I think Brooks got his idea by not watching the speech but looking at the prepublicity, like this from PBS on Tuesday morning:
On the brink of his Senate acquittal, President Donald Trump will be unleashing “relentless optimism” during his third State of the Union address, a speech designed to pivot from his impeachment to his drive for reelection. Trump is speaking from a position of strength, with nearly complete control of the Republican Party. The theme of his speech: “The Great American Comeback.”Plus just making it up:
Trump’s speech reframes the election around this core question: Is capitalism basically working or is it basically broken?The speech did nothing of the sort. It was framed it around Trump's personal magical abilities, which accomplish what nobody has ever seen under capitalism or even imagined:
In just over two years since the election, we have launched an unprecedented economic boom — a boom that has rarely been seen before. There’s been nothing like it.... The U.S. economy is growing almost twice as fast today as when I took office. And we are considered, far and away, the hottest economy anywhere in the world. Not even close.Steve also points out the Brooks filed his column (expressing the possibility that Trump might "keep this tone" and "keep his ideology anodyne") after Trump's Thursday follow-up to the SOTU at the National Prayer Breakfast and its press availability aftermath, which old Charlie Sykes calls
a raw, bitter, unhinged rant of crazy. Two of them, in fact. And it was all perfectly on brand.So it seems clear that Brooks hasn't in fact been paying any attention to Trump at all and definitely didn't see the SOTU itself. even though he gives it a rave review.

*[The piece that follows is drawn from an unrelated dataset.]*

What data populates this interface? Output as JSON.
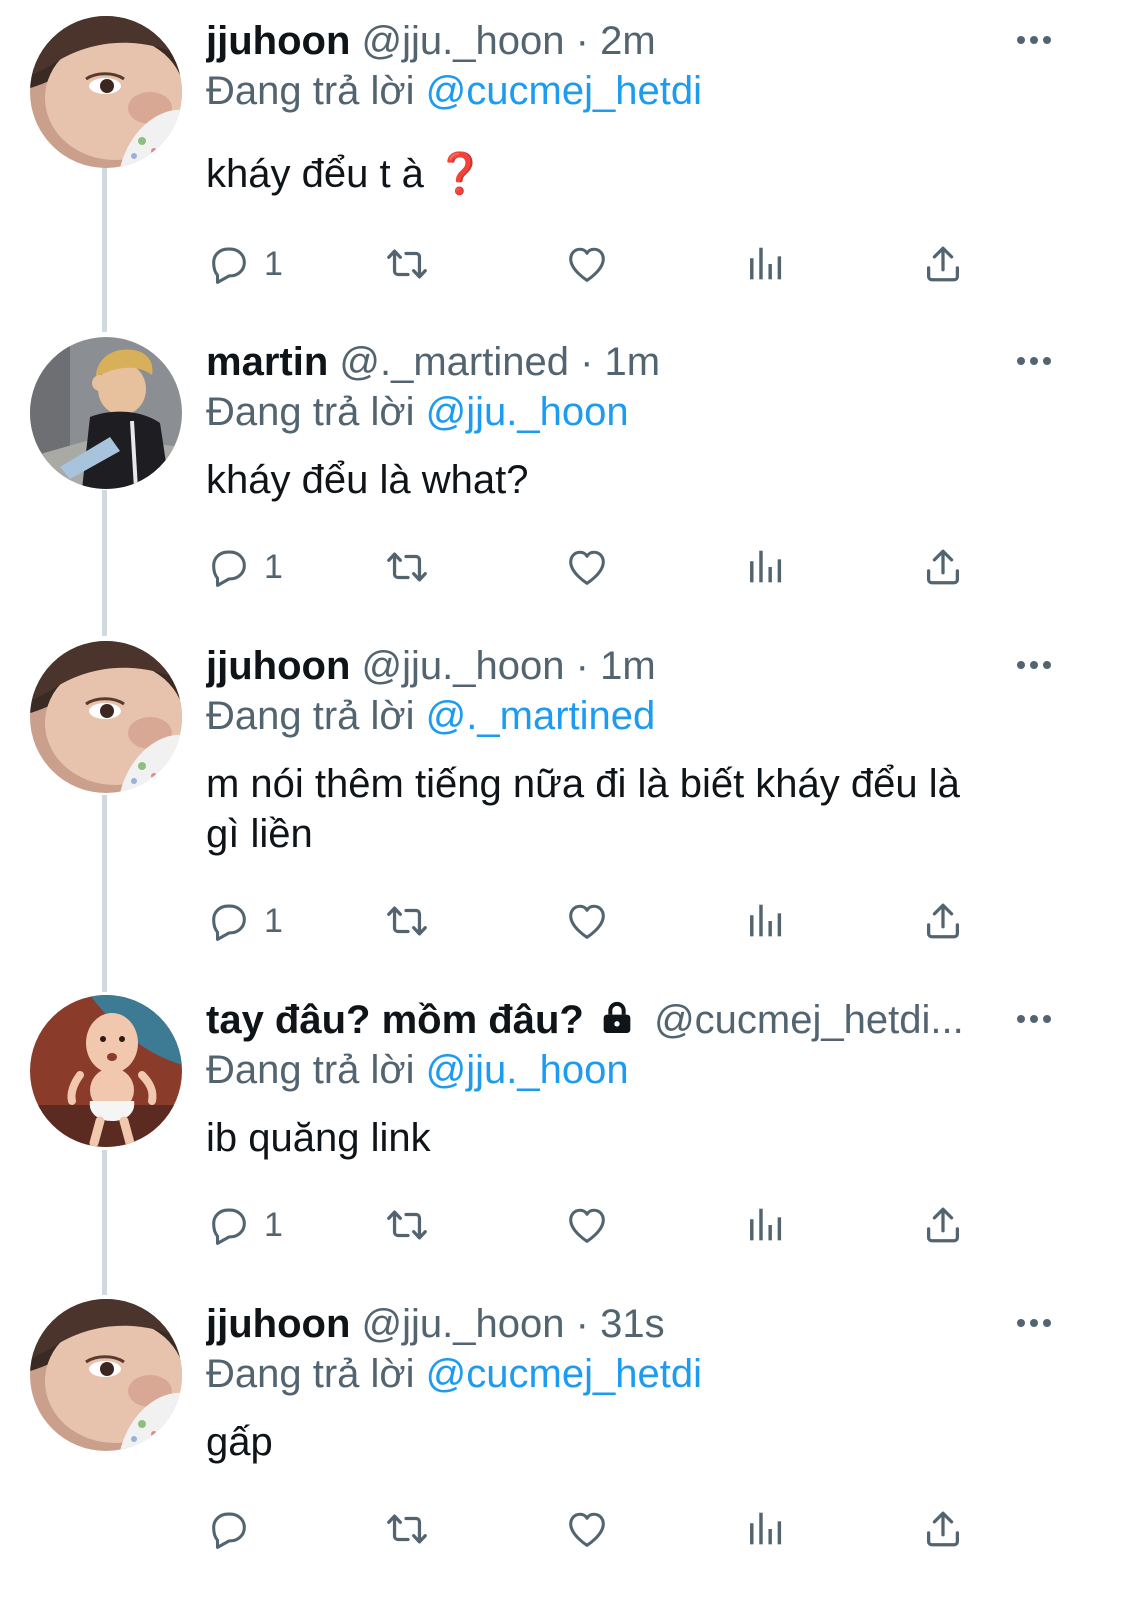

Which makes some sense, because he's not interested in Trump. He's particularly interested in telling Democrats to stop talking trash about capitalism:
It’s hard to defeat a president in good times. U.C.L.A. political scientist Lynn Vavreck, the author of “The Message Matters” and a co-author of “Identity Crisis,” has found that the rare candidates who do succeed find issues that voters care about just as much. In 1960, John Kennedy ran on the missile gap. In 1968, Richard Nixon ran on law and order. In 2016, Trump ran on Middle America identity politics.Actually a recession started in April 1960 and went on for two quarters, with employment starting to recover only well after Kennedy's inauguration, and the Kennedy campaign gave it plenty of air time:
The recession of 1960-1961 was mainly due to the high inflation, high unemployment rates, and a bad gross national product rating. This recession lasted for 10 months and resulted in the second longest economic expansion in U.S. history. During Kennedy’s 1960 presidential campaign he sought to accelerate economic growth by increasing government spending and cutting taxes, and increased funds for education. The GDP of the United States during this period fell 1.6%, and the unemployment rate hit its peak at 7.1%.And while hardly anybody remembers, thanks to the other tumults of 1968, assassinations, riots, and virtual civil war during the Democratic convention, the year started with economic crisis:
And Trump, I hardly need remind you, didn't win (neither did JFK, in some views), and it's certain that nobody in 2016 was satisfied with the maddeningly slow recovery (held back of course by Boehner's and McConnell's stranglehold on the federal purse strings, see Dr. Krugman today). Also this week we hear odds of a recession in the next six months are at 70%.
So naturally Brooks thinks Democrats should campaign on what a great job Trump has done with the economy and offer a "moral and social revival" instead.
Democrats should acknowledge that the economy has done well since the Obama recovery in 2009. They should argue that this is the time to take advantage of prosperity to begin a moral and social revival. This is the year to run a values campaign, one that champions policies to make America more socially mobile, caring and interdependent.The economic critique offered by pretty much all of the Democrats this year is for a moral and social revival, but not of the kind that Brooks is equipped to recognize, because he has no sense of justice, in addition to having no sense period.